I turned back to my station and pulled up the revised route calculations. Behind me, I heard the crew returning to their work, conversations resuming at normal volume.

Torvyn appeared at my shoulder, his voice low. "That was leadership."

"That was necessity," I said. "Now let's figure out where we can actually go."

Chapter 15

Another refusal notification popped up on the screen.

I don't think people like us very much.

Not us. Me.

I still like you.

Thanks, self. I like you too.

You have to, cause if you didn’t, I would probably go a little crazy!

I shook my head. I really need to talk to a professional.

Vaelix stood close enough that I could feel the warmth radiating from his body, his attention fixed on the data we'd been reviewing for the better part of an hour. The astro lab was quiet. Its lights dimmed, and the door sealed. Nothing but the soft hum from the viewscreens and the occasional brush of his arm against mine as he reached past me to manipulate the interface.

"Pulsar Station," I said, pulling up the message. "Same language as the others.Due to temporary instability in the sector, we regret that docking privileges cannot be extended at this time." I scrolled through the formal rejection, my jaw tight. "That makes nine independent stations, nine supposedly unaffiliated ports, all using the same phrase within the same twelve-hour window."

"They are coordinating with each other." Vaelix's voice was low, thoughtful. His hand settled at the small of my back as he leaned in to examine the message more closely. The touch was casual. Familiar. "Show me the response from Gamma Station again, please."

I pulled it up without comment, our hands crossing as I transferred control. His fingers grazed mine, warm and calloused, and I didn't pull away. Instead, I shifted closer, letting my shoulder press against his chest while he manipulated the display.

"There." He highlighted a section. "Temporary instability.Gamma used it three days ago. Valkery used it yesterday.
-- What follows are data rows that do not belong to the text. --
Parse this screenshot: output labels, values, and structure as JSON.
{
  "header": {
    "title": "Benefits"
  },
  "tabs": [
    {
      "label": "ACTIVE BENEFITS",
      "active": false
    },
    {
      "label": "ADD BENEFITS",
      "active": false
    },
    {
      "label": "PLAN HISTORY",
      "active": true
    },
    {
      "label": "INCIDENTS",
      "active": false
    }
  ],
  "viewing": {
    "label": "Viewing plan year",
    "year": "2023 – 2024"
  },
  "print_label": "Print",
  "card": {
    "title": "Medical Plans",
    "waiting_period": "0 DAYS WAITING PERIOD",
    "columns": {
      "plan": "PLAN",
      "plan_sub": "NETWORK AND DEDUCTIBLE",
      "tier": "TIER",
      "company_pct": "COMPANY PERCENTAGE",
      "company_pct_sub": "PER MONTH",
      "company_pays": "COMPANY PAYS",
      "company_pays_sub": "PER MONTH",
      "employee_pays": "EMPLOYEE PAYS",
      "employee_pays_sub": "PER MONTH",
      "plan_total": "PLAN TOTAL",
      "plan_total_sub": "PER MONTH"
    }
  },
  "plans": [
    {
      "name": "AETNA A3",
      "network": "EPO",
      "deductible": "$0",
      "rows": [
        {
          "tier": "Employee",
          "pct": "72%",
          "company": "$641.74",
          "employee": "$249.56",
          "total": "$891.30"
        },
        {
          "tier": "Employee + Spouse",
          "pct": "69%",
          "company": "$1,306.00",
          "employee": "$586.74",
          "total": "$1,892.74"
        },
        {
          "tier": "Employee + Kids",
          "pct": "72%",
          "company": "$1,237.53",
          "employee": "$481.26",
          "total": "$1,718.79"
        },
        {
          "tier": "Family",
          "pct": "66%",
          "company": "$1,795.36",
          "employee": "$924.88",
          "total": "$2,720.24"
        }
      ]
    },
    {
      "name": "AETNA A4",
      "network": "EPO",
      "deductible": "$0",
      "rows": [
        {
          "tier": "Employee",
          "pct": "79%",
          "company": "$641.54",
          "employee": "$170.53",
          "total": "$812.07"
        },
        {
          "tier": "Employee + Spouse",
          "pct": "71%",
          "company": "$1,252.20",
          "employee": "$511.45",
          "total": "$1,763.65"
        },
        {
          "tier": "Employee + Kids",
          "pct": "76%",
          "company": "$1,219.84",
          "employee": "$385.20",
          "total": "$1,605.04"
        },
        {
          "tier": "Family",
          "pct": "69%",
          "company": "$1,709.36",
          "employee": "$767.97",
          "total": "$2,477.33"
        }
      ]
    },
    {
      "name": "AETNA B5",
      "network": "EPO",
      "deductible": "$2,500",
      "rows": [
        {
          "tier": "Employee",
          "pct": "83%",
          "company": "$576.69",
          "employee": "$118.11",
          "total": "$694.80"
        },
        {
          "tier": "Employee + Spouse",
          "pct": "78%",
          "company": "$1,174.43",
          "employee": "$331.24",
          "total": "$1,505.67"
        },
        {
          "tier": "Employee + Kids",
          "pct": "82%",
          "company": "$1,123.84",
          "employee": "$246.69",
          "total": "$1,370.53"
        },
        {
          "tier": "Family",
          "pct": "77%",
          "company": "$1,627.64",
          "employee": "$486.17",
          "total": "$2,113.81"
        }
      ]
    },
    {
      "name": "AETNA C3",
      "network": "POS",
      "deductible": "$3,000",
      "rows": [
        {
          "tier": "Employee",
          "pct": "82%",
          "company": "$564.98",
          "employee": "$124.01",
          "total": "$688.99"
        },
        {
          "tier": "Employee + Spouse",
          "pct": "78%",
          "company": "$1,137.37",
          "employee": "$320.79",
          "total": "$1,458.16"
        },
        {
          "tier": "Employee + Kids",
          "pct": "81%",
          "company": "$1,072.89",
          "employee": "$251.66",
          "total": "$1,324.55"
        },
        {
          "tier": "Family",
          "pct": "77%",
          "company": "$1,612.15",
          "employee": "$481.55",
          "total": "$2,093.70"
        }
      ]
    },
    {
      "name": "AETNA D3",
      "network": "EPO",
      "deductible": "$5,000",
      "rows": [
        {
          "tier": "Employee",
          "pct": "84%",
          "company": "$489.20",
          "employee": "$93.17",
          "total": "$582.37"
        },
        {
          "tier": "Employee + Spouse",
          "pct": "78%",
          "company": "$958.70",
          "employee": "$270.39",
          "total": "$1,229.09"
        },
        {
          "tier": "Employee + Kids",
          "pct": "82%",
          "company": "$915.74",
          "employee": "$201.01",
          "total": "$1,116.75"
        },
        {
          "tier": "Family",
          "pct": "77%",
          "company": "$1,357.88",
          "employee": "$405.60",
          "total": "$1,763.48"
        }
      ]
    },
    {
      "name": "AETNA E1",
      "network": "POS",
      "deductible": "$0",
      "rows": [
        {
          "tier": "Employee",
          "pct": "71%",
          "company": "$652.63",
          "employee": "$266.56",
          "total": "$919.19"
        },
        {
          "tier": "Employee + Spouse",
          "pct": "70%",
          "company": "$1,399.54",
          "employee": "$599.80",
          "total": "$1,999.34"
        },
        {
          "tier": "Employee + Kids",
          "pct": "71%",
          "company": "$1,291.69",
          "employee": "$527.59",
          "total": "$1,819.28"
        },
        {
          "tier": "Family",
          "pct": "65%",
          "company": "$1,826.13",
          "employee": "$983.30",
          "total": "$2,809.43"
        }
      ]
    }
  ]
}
Now Pulsar." His thumb traced an absent pattern against my spine, and I felt the tensionin my shoulders ease slightly despite myself. "They are working together."

"No." I pulled up another window to cross-reference the stations' communications signals. My anger sat just beneath the surface, simmering, but it wasn't the kind that affected my critical thinking. It was the kind that made me thorough. "Someone sent them a template."

We worked in silence, analyzing the data patterns and communication relays. Every few moments, we'd shift—me adjusting my shoulders, him reaching around me to highlight an anomaly, and each time, the contact felt less incidental and more deliberate. I was hyperaware of how close he was without being distracted by it. If anything, it sharpened my focus and channeled my frustration into something productive.

"Let’s look at the insurance registrations," I said. "I want to see if there's overlap in their coverage providers."

Vaelix's hand left my back long enough to input the query. The results populated instantly, and we both went still.

Seven of the nine stations shared the same underwriter. A shell company with ties to the corporation's financial networks.

"Not independent at all," he murmured.

Another notification pinged. I exhaled sharply then opened the new message: "That makes ten."

We shifted our approach after that. There wasn't a need to catalogue these responses anymore; we already knew what they would say. Now we needed to map them and identify who they worked with to avoid them. No reason to let them call in the bounty that easily.

Our display now showed a web of connections: shells nested inside shells, insurance cross-links that traced back to the same handful of investment groups, legal language that appeared in filing after filing with suspicious consistency. Vaelix had pulled additional data from public trade registries, and I'd contributed what I could access through less official channels. The picture that emerged was damning.

"These aren't independent decisions," I said. "This is coordination without attribution. Voss has them by the short hairs. I bet he told them to close their doors to us, and they were all too happy to comply."